I’ve been pondering this question for a while. The most cohesive endpoint I could muster is the lumbering monster of indie music - but somehow, that seems to entirely miss the point. What holds this decade together is not a specific genre, if anything, it’s an entire lack thereof, not a sound in itself, but a way of treating sound, using it, and listening to it.
In the absence of any truly original genres or movements, contemporary music is well versed in stealing from its peers, whether its the theft of style (e.g. Fleet Foxes pilfering from Crosby, Stills & Nash), substance (the notorious Coldplay court case) or raw sound (as in Radiohead’s sampling of Mild Und Leise). And it’s not just the musician, but the listener too; the decade began with Napster and is ending in mass industry hysteria (apparently stealing doesn’t sell). To paraphrase, in the 21st century, music is stolen, in almost every conceivable notion of the word.
It’s a bleak outline, admittedly. But I don’t intend to cast a shadow, rather shine a light; for the most part modern music has more in common with the gripping narrative of a heist than it does daylight robbery. Consider the cultural significance of mashup maverick Girl Talk, in particular the rapid fire sampling of ‘What It’s All About’, of which Wired drew the rather fetching timeline below (full image here):
MP3: ‘What It’s All About’ - Girl Talk

‘What It’s All About’ is an eerie (albeit unintended) caricature of music in the ’00s; an identity derived from a complete lack of identity, with thirty-five samples spanning an array of decades and styles, the only shared characteristic a kinship within the same grand tapestry of theft. Dare I say, it’s a mirror held up to the decade, the reflection terrifying and ingenious in equal measures - entirely derivative, granted, but there is definite artistic integrity and a wholly distinct vision here, a fresh breed of brilliance somehow unique to its own era. Is this not a great thing, in its own delicate way?

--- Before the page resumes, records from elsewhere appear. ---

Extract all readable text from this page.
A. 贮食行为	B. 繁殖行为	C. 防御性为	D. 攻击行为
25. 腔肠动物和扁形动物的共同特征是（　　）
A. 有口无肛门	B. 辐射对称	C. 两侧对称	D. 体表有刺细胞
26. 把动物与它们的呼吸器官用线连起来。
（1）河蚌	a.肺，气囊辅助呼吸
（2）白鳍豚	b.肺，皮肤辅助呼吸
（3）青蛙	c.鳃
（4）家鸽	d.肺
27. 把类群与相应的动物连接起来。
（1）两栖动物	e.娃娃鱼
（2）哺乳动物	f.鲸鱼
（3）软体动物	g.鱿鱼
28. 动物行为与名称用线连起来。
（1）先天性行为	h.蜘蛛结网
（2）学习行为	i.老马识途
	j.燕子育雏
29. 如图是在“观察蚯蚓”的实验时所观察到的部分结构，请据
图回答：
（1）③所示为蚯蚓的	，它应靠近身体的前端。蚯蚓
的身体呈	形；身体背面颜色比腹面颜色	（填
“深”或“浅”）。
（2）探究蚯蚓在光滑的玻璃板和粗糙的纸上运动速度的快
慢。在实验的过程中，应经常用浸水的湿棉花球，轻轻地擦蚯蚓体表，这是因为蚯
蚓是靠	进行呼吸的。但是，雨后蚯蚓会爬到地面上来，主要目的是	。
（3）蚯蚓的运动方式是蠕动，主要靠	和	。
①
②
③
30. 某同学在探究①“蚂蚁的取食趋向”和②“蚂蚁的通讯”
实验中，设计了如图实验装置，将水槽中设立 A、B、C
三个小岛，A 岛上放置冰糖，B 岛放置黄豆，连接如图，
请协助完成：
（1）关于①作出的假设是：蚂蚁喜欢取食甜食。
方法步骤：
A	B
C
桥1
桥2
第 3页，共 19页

Consider too that a legal clearing of ‘What It’s All About’ is entirely inconceivable (even if it were backed by the world’s most expensive lawyers) and yet last.fm counts nearly 70,000 listeners to this day. Theft has never been so accessible.
Of course, sampling - and the modern musical values that are associated with it - are not entirely new. But that is to miss the point; when DJ Shadow dropped the unbelievable Endtroducing upon the world in 1996, he did so with a vision that existed separately from the (almost incidental) sampling. Try listening to ‘Stem/Long Stem’ and telling me otherwise.
MP3: ‘Stem/Long Stem’ - DJ Shadow
Where this leaves music an industry is another question altogether. Perhaps the apocalypse truly is (almost) upon us, but even if that were the case, I’m inclined to take a leaf out of the Andrew Bird school of thought; when it all comes crashing down, there will be tables, chairs, pony rides and dancing bears, heck, there may even be a band. So take a seat, and pass the popcorn… *
MP3: ‘Tables and Chairs’ - Andrew Bird
Plankton x
* He did say ”there will be snacks”, right?